Job descriptions increasingly list long stacks of specific platforms, frameworks, and technologies—even when many of those tools can be learned relatively quickly by someone with strong core understanding. This approach narrows opportunity unnecessarily and favors candidates who have already had access to certain environments.
Technology changes constantly. Expecting professionals to arrive fluent in every tool while offering little investment in learning is neither sustainable nor realistic.
When Roles Are Unclear—Especially in Cybersecurity
These problems become especially visible in cybersecurity.
Cybersecurity is not a single discipline. It includes distinct areas such as governance, risk, and compliance; incident response; threat analysis; application security; cloud security; and penetration testing. Yet many job descriptions implicitly expect one person to cover all of them.
A professional may be highly skilled in governance and risk but not in offensive security. Someone may specialize in incident response without deep cloud expertise. Another may understand cybersecurity broadly without working in highly specialized cloud environments.
When organizations write roles as though one person should function as an entire security team, hiring becomes confused, expectations become misaligned, and qualified candidates are screened out for failing to match an unrealistic profile.
This is not a talent problem. It is a role-definition problem.
What Happens When Automation Enters Broken Systems
As automated tools are introduced into hiring and workforce decisions, these structural problems do not disappear. They scale.
Hiring algorithms, résumé screening tools, and ad-delivery systems inherit the assumptions embedded in the processes they support. When expectations are inflated, roles are unclear, and training is absent, automation simply accelerates exclusion.
This is not theoretical.
Amazon discontinued an internal AI recruiting tool after discovering it penalized résumés associated with women because it was trained on historical hiring data dominated by men.
Source: Reuters
ProPublica investigations revealed that job-ad delivery systems allowed advertisers to exclude older workers, effectively enabling age discrimination even when age was not an explicit requirement.
Source: ProPublica
Research from the MIT Media Lab demonstrated racial and gender bias in facial recognition systems, particularly when models were trained on non-representative datasets.
Source: MIT Media Lab, Gender Shades
These cases did not emerge because organizations were unaware of bias. They emerged because automation was layered onto systems that lacked accountability, clarity, and oversight.
Age Discrimination Is Part of the Same Failure
Age discrimination in tech is often discussed separately, but it is tied to the same structural issues.
When hiring emphasizes constant novelty, tool churn, and unrealistic breadth, experienced professionals are quietly filtered out. When job postings prioritize speed, “culture fit,” or ambiguous signals of youthfulness, older candidates are disproportionately excluded—even when their experience is directly relevant.
Automation does not create this bias. It reflects it.
The Problem Underneath It All
At its core, what’s broken in tech is not innovation. It is accountability.

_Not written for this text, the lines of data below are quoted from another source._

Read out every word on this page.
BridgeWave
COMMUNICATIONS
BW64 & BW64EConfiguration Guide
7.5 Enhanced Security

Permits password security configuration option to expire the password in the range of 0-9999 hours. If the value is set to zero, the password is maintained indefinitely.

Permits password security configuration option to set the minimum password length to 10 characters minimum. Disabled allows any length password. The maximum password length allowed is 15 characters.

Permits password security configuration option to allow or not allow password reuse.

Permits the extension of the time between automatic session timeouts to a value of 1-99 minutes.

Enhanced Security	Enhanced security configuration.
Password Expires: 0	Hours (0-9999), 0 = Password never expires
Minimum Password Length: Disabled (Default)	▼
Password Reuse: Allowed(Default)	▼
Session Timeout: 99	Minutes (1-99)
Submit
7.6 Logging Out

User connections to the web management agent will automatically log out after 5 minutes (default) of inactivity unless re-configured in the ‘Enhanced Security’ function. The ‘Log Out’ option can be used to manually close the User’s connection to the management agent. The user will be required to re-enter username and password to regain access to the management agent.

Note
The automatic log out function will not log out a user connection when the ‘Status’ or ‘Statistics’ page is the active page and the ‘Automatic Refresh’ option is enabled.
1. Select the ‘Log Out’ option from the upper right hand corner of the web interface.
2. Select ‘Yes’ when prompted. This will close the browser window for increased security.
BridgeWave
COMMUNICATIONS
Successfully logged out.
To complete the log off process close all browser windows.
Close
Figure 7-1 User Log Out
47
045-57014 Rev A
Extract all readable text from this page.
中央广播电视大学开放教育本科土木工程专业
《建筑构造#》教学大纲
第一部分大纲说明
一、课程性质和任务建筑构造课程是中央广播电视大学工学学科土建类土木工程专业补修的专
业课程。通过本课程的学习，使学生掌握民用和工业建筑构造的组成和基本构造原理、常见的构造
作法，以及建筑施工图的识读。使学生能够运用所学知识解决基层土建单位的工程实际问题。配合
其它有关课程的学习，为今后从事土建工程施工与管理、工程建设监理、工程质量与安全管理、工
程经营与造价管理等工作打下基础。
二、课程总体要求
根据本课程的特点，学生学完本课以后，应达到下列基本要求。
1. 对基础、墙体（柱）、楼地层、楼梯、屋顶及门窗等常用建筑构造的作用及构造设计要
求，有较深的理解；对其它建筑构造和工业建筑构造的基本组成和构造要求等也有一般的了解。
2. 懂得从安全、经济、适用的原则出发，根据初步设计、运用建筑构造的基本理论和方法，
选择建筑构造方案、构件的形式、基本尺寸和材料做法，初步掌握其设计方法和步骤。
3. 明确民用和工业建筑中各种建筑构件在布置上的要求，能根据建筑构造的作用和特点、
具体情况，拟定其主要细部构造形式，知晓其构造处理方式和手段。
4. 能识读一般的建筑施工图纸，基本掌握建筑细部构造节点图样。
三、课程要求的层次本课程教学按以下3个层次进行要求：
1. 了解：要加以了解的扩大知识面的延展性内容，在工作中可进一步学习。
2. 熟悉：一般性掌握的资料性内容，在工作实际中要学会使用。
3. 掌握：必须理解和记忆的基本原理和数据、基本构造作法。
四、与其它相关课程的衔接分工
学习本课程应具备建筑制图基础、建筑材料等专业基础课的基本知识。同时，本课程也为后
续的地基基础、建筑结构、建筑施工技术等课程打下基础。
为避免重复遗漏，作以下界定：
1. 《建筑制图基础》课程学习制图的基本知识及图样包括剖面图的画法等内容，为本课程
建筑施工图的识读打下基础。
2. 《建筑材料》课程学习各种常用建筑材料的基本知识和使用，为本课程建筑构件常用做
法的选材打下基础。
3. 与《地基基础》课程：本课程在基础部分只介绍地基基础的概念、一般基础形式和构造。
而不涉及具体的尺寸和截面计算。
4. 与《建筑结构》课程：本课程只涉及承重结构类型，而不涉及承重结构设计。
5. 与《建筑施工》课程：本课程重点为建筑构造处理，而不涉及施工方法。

We have built systems that expect perfection from candidates, minimal investment from employers, and neutrality from tools operating within poorly defined processes. We prioritize efficiency over development, specificity over understanding, and automation over clarity.
Bias, age discrimination, and inequity surface in these systems not as isolated failures, but as predictable outcomes.
Fixing this does not require better slogans or ethics statements. It requires investment in training, honesty in hiring, clarity in role design, and restraint in how automation is applied.
Those are operational choices.
Until they change, the same problems will continue to resurface—no matter how advanced the technology becomes.